Today, however, "the employers without stop-loss are putting it in," Lombaer said.

Marathon runner market

Other large-group benefits market sectors also seem to be rewarding the brokers and consultants who can handle slow, steady budget-trimming marathons over those who need the excitement of new-cases-setup sprints.

In the area of group disability insurance and group life insurance, for example, some benefits brokers and insurers have hoped that falling unemployment levels and rising wages might translate into a swing back toward traditional employer-paid group plans.

Lombaer has not noticed any significant increase in sales of employer-paid group plans. Clients with group plans may be more likely to stick with the existing group plans, but employers that want to add benefits, or increase the amount of coverage available through existing benefits programs, are looking at voluntary and worksite options, she said.

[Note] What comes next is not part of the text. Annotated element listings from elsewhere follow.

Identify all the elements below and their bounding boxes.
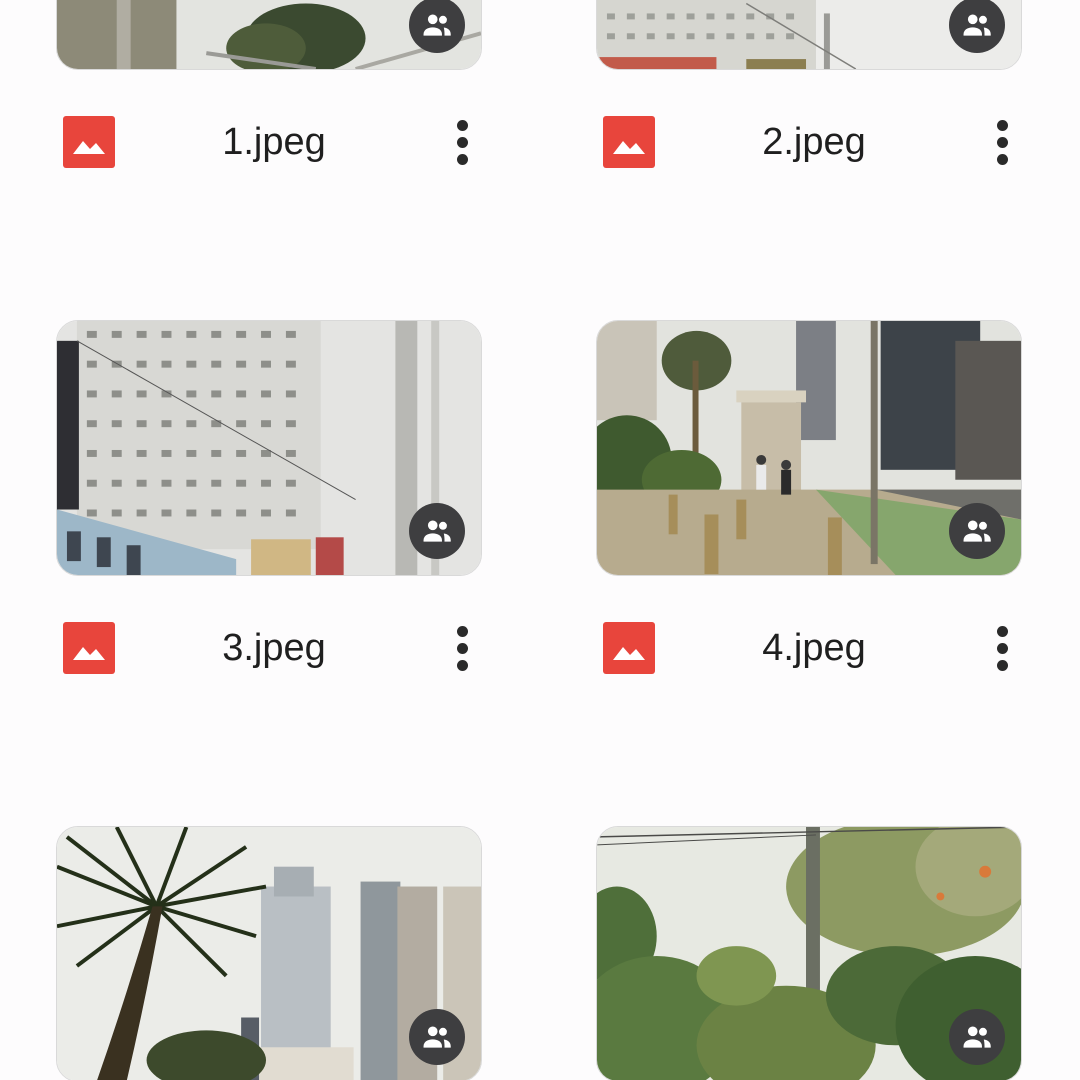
shared-badge xyxy=(409,503,465,559)
file-meta: 1.jpeg xyxy=(56,112,484,172)
thumbnail[interactable] xyxy=(596,320,1022,576)
people-icon xyxy=(963,14,991,36)
more-vert-icon[interactable] xyxy=(442,114,482,170)
shared-badge xyxy=(409,1009,465,1065)
people-icon xyxy=(423,520,451,542)
shared-badge xyxy=(949,503,1005,559)
file-name: 2.jpeg xyxy=(762,121,866,163)
more-vert-icon[interactable] xyxy=(982,620,1022,676)
thumbnail[interactable] xyxy=(596,826,1022,1080)
shared-badge xyxy=(949,1009,1005,1065)
thumbnail[interactable] xyxy=(56,826,482,1080)
more-vert-icon[interactable] xyxy=(982,114,1022,170)
people-icon xyxy=(963,1026,991,1048)
file-meta: 3.jpeg xyxy=(56,618,484,678)
thumbnail[interactable] xyxy=(56,320,482,576)
file-grid: 1.jpeg 2.jpeg 3.jpeg 4.jpeg xyxy=(0,0,1080,1080)
people-icon xyxy=(963,520,991,542)
more-vert-icon[interactable] xyxy=(442,620,482,676)
people-icon xyxy=(423,14,451,36)
file-name: 1.jpeg xyxy=(222,121,326,163)
thumbnail[interactable] xyxy=(596,0,1022,70)
thumbnail[interactable] xyxy=(56,0,482,70)
image-file-icon xyxy=(63,622,115,674)
file-meta: 2.jpeg xyxy=(596,112,1024,172)
file-meta: 4.jpeg xyxy=(596,618,1024,678)
file-name: 4.jpeg xyxy=(762,627,866,669)
image-file-icon xyxy=(603,116,655,168)
file-name: 3.jpeg xyxy=(222,627,326,669)
image-file-icon xyxy=(603,622,655,674)
people-icon xyxy=(423,1026,451,1048)
image-file-icon xyxy=(63,116,115,168)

In the voluntary and worksite markets, identity theft plans and student loan assistance programs are selling well.

Pet insurance cooled off for a few years, but now employees want to hear about it.

"Their pets are part of their family," she said.

In the supplemental health area, critical illness insurance and hospital indemnity insurance are popular.

A few years ago, Lombaer said, one concern about supplemental health products was the low ratio of claims paid to premium revenue.

Today, thanks to efforts to move the supplemental health products to a group chassis, "it's a better situation than it was five or 10 years ago," she said.

For her, one good sign is the lack of time she is spending on supplemental health claim problems. "There's not a lot of noise," Lombaer said.